6 thoughts on “Why I Almost Quit the TTRPG Industry”

  1. I’m actually at this point myself. I constantly debate about just stopping altogether. Burnout isn’t my issue so much as the lack of work. Part of it is “who you know”, and even then the pandemic put a lot of the projects I was supposed to be one to an absolute grinding halt. I even completed a couple, but they’re in limbo right now because the publisher is taking a break or just doesn’t have the finances and knows that everyone’s wallets are a little more empty. They realize that pre-pandemic the work would have sustained them, but definitely not now. Maybe in a year or two we’ll start to see some general growth again. I know Kickstarters have been successful over the last couple of months, but writers definitely have to meet a certain criteria to be on those teams.
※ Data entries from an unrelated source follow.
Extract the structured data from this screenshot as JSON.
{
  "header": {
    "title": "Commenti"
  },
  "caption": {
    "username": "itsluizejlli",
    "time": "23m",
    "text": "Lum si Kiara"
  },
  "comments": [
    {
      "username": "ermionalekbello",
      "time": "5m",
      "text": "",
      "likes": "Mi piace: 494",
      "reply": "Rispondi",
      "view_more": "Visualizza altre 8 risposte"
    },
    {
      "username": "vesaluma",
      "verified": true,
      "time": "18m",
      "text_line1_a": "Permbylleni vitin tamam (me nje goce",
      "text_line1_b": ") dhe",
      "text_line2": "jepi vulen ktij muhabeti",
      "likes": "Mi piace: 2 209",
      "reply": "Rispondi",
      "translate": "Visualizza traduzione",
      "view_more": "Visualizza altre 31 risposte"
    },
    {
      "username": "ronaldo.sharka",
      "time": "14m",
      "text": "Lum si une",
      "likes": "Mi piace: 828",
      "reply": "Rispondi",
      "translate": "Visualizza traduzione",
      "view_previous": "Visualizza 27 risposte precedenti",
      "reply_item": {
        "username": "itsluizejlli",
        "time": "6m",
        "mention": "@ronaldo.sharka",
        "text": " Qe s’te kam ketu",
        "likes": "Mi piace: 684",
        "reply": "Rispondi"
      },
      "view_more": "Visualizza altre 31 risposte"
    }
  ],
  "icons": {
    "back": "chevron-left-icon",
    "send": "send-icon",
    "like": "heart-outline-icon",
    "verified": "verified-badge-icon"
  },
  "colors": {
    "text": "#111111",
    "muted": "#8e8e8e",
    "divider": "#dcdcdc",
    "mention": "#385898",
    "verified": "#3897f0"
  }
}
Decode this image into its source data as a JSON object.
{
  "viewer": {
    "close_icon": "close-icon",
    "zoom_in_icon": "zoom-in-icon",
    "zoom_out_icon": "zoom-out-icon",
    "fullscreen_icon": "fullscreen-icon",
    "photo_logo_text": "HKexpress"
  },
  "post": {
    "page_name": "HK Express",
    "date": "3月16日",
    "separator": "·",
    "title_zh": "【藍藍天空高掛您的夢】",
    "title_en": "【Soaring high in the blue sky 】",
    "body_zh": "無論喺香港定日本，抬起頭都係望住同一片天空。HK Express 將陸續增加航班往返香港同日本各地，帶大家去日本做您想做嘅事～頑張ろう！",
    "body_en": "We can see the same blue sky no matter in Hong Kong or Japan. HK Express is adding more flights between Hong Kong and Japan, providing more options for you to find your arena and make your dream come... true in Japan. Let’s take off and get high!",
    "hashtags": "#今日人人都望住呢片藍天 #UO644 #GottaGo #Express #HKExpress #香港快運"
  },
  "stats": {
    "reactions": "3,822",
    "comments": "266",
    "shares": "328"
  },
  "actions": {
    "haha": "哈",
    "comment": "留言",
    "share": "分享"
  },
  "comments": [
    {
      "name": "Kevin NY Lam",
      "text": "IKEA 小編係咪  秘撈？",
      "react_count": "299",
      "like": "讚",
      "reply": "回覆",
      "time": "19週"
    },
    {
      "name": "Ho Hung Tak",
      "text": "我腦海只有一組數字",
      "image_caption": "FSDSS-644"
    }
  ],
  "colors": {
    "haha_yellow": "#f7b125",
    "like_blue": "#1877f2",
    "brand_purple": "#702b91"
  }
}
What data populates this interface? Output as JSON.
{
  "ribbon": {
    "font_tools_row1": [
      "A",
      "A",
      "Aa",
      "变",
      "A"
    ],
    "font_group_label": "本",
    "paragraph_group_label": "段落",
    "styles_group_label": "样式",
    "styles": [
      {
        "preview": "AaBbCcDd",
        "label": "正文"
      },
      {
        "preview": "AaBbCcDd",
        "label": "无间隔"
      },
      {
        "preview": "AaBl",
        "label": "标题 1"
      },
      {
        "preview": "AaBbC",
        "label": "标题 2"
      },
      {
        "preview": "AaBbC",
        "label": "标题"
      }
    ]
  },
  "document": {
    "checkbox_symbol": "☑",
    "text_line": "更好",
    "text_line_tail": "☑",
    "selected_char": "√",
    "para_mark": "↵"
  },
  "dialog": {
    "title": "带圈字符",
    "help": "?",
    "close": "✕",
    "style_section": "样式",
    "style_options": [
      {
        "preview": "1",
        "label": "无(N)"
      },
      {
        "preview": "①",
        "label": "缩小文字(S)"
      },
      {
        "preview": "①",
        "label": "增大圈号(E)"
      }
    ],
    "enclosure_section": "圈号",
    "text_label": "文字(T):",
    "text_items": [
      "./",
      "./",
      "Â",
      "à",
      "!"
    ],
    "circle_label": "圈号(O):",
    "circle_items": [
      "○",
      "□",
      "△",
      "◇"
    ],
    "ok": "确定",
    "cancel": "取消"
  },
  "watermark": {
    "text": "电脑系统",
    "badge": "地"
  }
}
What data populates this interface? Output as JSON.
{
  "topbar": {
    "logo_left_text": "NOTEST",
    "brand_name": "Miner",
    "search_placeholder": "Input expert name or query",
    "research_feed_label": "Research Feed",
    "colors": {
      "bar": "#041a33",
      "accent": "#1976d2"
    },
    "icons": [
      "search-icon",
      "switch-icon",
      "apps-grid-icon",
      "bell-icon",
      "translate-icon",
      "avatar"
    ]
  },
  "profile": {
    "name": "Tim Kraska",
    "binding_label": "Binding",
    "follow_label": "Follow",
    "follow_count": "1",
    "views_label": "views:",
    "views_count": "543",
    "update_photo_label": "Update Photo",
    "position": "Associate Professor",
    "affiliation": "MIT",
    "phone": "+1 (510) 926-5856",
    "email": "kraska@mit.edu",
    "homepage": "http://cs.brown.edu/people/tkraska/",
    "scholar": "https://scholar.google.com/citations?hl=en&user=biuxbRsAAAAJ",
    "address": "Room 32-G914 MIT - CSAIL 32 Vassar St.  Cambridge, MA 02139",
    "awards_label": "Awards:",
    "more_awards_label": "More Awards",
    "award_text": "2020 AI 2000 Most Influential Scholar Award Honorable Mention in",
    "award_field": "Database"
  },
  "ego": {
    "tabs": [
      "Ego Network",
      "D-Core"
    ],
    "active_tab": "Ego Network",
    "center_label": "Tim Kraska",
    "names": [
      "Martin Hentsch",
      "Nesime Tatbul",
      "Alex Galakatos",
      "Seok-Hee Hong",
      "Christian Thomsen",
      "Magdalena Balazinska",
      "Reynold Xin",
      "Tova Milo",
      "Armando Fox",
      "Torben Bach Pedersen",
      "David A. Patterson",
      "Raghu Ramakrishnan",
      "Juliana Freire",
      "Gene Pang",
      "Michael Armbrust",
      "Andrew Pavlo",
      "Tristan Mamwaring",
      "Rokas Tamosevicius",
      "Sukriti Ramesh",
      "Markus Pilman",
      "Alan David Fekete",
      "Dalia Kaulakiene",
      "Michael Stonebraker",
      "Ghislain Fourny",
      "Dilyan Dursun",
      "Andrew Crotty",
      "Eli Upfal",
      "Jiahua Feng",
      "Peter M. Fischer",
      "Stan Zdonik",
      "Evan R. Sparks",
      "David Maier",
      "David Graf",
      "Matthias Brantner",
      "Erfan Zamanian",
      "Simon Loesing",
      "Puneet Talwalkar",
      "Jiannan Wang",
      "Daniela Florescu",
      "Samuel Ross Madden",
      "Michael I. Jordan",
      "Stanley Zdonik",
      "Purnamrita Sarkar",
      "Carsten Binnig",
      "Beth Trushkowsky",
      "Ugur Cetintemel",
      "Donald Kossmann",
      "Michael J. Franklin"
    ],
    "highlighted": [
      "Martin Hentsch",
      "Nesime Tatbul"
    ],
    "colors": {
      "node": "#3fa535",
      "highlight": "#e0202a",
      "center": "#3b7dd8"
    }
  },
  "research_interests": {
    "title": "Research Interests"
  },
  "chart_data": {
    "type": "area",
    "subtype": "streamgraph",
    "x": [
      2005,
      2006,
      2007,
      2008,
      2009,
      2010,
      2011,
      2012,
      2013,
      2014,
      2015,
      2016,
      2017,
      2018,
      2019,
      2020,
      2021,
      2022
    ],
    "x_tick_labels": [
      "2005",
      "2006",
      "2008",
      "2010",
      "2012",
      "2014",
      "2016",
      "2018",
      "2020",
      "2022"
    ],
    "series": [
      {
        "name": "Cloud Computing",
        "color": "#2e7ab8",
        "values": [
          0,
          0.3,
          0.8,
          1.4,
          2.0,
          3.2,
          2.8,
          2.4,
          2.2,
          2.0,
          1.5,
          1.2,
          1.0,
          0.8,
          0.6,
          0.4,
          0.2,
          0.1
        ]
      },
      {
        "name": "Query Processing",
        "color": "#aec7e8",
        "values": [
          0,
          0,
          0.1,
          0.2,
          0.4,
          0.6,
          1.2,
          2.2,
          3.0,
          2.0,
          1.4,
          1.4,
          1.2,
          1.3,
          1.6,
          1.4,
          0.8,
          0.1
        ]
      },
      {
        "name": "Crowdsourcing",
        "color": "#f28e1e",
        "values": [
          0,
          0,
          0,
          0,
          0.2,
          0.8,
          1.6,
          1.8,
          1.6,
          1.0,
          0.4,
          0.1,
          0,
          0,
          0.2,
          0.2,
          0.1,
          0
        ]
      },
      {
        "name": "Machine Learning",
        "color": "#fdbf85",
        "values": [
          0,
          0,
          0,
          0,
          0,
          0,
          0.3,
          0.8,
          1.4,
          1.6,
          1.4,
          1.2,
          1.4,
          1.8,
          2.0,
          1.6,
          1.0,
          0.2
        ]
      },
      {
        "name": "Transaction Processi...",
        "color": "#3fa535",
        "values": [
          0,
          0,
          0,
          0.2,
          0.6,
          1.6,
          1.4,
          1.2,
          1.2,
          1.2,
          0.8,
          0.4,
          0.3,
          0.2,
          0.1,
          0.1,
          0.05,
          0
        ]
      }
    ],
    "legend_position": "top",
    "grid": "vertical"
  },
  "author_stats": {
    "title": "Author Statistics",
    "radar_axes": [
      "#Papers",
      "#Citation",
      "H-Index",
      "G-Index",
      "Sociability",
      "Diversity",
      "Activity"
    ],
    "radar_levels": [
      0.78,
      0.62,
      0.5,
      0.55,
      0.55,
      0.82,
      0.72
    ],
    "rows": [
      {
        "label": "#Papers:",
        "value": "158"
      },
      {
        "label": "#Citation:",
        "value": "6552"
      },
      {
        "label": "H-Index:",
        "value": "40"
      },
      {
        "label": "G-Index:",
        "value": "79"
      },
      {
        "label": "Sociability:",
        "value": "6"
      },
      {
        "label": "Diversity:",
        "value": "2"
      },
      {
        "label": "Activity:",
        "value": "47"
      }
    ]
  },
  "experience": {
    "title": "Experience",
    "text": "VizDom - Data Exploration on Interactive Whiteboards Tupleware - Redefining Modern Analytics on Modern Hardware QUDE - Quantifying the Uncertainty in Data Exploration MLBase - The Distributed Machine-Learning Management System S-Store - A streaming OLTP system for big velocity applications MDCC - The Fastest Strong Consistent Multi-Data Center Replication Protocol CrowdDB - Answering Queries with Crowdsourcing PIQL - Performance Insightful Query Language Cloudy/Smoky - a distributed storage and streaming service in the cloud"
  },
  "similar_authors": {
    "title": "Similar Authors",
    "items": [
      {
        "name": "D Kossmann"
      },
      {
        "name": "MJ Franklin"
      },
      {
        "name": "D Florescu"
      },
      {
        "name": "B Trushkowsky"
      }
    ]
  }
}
    1. Hi Derek! I’d love to hear more about your story. How long have you been in TTRPG design and what are some of the ways you’ve managed to keep going?

      1. So I was originally going to say that I’ve been in it since 2015, but I thought I’d double check, and my first publication came out in July 2014. So I guess that’d mean December 2013 is when I started. And as bad as it reads, I kept going by bugging publishers. I’d keep my eyes on the job forums (mostly did Paizo’s, and now the Devcord discord, as well as AAW Games discord). I also did various blog entries on Tumblr and on Facebook’s group pages like Gamers Against bordoM (GAM) or Pathfinder/Starfinder Character Conversions.
        The blog entries are what mostly kept me going though. When Fire Mountain Games disappeared, and we weren’t going to see the “Throne of Night” AP for PF1e, I took it upon myself to “complete it” during the pandemic, using the artist’s webpage and the Kickstarter posts about what each book was going to be about. I wrote out what the synopsis was for each, then took that and comprised how it might have actually gone, without any true idea. Endzeitgeist did an Obituary for the AP and named dropped me, which was really nice of him.
        But that alone really helped me. If I couldn’t get published during the last year, I could at least help people finish their games and try put their minds at ease.

        I think the worst part for me is having written stuff and the company backing out and not completing contracts because they shut down, changed game systems completely, or other reasons. One thing I learned is that if I’m going to actually do work, have even a basic contact written out and signed before putting in the work. It’s a lesson learned. I’ll be much more careful in the future.

      2. Let me know if my previous response got through. Website is acting a little weird at the moment, and I’m concerned that my last message was eaten.

          1. Okay, no issue. It’s 2:30 am my time so somehow my sleep deprived self thought my original post appeared last time, and wasn’t waiting to be approved.